For a moment the queen and her knight, enjoyed a satisfied silence covered by the familiar ritual of hair braiding. Whatever training the queen’s handmaidens received, none of them ever quite mastered the simple act of weaving Alari’s hair the way that Dae had.

For the palace personnel, it was a task which required skill and technical proficiency so that they wouldn’t draw the hair too tight or craft the slim braids with one of the strands being too large or too small.

For Dae it was more than a skill though. It was a form of communion. She didn’t simple weaving Alari’s hair. She spoke to her princess with each layered crossing and her princess responded in kind.

As always the process took less time than Dae would have preferred but as much as she dared claim for it. In the end, Alari looked wonderful, though to Dae’s eyes that had little to do with the preparation of the royal regalia or the careful design of the queen’s hair but rather everything to do with Alari herself.

When Dae met Alari, she had been impressed with the princess’ poise and presence. The child Alari possessed only a small fraction of the force of personality she developed as she grew into her role as queen though.
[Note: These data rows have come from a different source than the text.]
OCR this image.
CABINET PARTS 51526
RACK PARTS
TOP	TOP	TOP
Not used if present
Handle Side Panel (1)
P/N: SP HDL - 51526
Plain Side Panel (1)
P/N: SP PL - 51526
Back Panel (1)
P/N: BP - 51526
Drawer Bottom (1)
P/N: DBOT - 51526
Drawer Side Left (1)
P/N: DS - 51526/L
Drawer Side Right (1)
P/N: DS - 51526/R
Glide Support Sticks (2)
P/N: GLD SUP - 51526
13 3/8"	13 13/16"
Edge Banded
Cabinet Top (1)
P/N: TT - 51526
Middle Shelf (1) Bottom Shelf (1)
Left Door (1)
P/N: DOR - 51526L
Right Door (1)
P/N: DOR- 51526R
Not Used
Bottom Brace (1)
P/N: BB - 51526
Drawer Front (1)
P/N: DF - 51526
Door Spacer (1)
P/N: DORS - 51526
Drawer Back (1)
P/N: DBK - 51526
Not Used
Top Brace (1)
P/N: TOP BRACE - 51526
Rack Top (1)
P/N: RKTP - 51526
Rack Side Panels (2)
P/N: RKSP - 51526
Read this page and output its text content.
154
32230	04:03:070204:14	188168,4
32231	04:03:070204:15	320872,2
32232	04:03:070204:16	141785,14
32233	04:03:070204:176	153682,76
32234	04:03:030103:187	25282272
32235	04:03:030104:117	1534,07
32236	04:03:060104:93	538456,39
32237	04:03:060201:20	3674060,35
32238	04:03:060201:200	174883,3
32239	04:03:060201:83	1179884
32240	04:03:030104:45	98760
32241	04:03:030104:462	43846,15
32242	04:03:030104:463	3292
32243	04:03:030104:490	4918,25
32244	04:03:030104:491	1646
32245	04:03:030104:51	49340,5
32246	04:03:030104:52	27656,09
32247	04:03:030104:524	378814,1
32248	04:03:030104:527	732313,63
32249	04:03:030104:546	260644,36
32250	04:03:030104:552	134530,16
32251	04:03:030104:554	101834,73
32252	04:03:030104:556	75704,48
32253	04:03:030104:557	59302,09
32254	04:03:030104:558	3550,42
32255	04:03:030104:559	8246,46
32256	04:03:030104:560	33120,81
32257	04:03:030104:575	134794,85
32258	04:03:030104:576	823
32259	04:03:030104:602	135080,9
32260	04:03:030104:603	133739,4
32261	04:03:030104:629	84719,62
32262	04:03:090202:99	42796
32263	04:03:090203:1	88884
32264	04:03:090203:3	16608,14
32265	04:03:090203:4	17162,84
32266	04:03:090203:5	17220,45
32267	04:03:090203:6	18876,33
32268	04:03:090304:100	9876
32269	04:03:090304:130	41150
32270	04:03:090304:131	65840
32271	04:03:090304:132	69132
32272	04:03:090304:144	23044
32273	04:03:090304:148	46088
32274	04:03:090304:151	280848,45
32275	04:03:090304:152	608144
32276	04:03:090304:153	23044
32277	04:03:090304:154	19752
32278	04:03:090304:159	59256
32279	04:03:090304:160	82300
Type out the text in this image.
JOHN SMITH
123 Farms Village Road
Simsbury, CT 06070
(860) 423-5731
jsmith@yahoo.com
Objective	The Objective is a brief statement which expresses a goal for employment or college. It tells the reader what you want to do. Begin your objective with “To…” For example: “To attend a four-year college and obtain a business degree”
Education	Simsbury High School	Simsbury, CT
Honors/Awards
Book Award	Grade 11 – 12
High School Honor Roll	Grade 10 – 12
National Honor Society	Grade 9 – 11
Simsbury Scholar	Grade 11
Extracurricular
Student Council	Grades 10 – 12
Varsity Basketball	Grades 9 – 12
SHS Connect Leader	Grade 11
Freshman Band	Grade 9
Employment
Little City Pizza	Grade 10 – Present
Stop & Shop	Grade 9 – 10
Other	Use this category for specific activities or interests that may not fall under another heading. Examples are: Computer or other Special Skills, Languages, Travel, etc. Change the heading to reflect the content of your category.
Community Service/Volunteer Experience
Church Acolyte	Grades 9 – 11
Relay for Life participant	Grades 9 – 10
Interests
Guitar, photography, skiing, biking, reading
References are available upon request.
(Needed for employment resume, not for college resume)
If Dae looked for it, she could catch a glimpse of the girl she first met lingering within the queen, but the years had both given and taken so much that the woman who was the queen was as much an exciting mystery to Dae as the princess had ever been.

“There was one candidate who looked promising though,” Dae said, jumping back to an earlier point in their conversation to take her mind off how intense it was to be with her princess again.

“I thought no one passed your test?” Alari asked.

“No one bested the mountain,” Dae said. “Or me. But there was one who displayed the kind of thinking and perseverance I was looking for.”

“What did they do?” Alari asked.

“I asked them to climb the mountain in a storm without their pact spirit’s help,” Dae said. “The one who impressed me was at the back of the pack and wasn’t going to make it on her own, and none of the other idiots thought to help her.”

“Were you trying to kill my applicants?” Alari asked.

“No, no,” Dae said. “I just wanted to break them in a somewhat specific manner.”

“And how did this one break?” Alari asked.

“She jumped off the mountain,” Dae said. “And flew down to the base camp we’d setup.”

“So she cheated?” Alari asked.

“Yes, but she did it right,” Dae said. “I’d told them they couldn’t use their pacts to climb up the mountain. She only used hers to get back to safety and then as soon as the storm was over she started climbing up again, without her pact spirit’s help, as instructed. The rest of us were coming down the mountain by then, so I had her turn back but I want to see her again. There might be something I can work with there.”

“Good,” Alari said. “That’s excellent. Then perhaps you’ll wind up with two candidates for the Queen’s Guard.”

“Two?” Dae asked. “Who’s the other?”

“The Duchess of Tel has agreed to pay us a visit at last,” Alari said.

“Duke Telli’s daughter is coming here?” Dae asked. “I thought Ren said, she was sickly and couldn’t move till the spring.”

“He didn’t use the word sickly,” Alari said. “He claimed she was beset by a troubled spirit and needed to address that before she could withstand the trip from Elinspire.”

“What does that mean?” Dae asked.

“I don’t know,” Alari said. “It might be that her period of mourning her father has passed and she feels ready enough to confront his killer.”

“Why would you think that?” Dae asked.

“Because she claims she doesn’t care for the title of Duchess,” Alari said. “And that she is coming here because her dearest wish is to meet you.”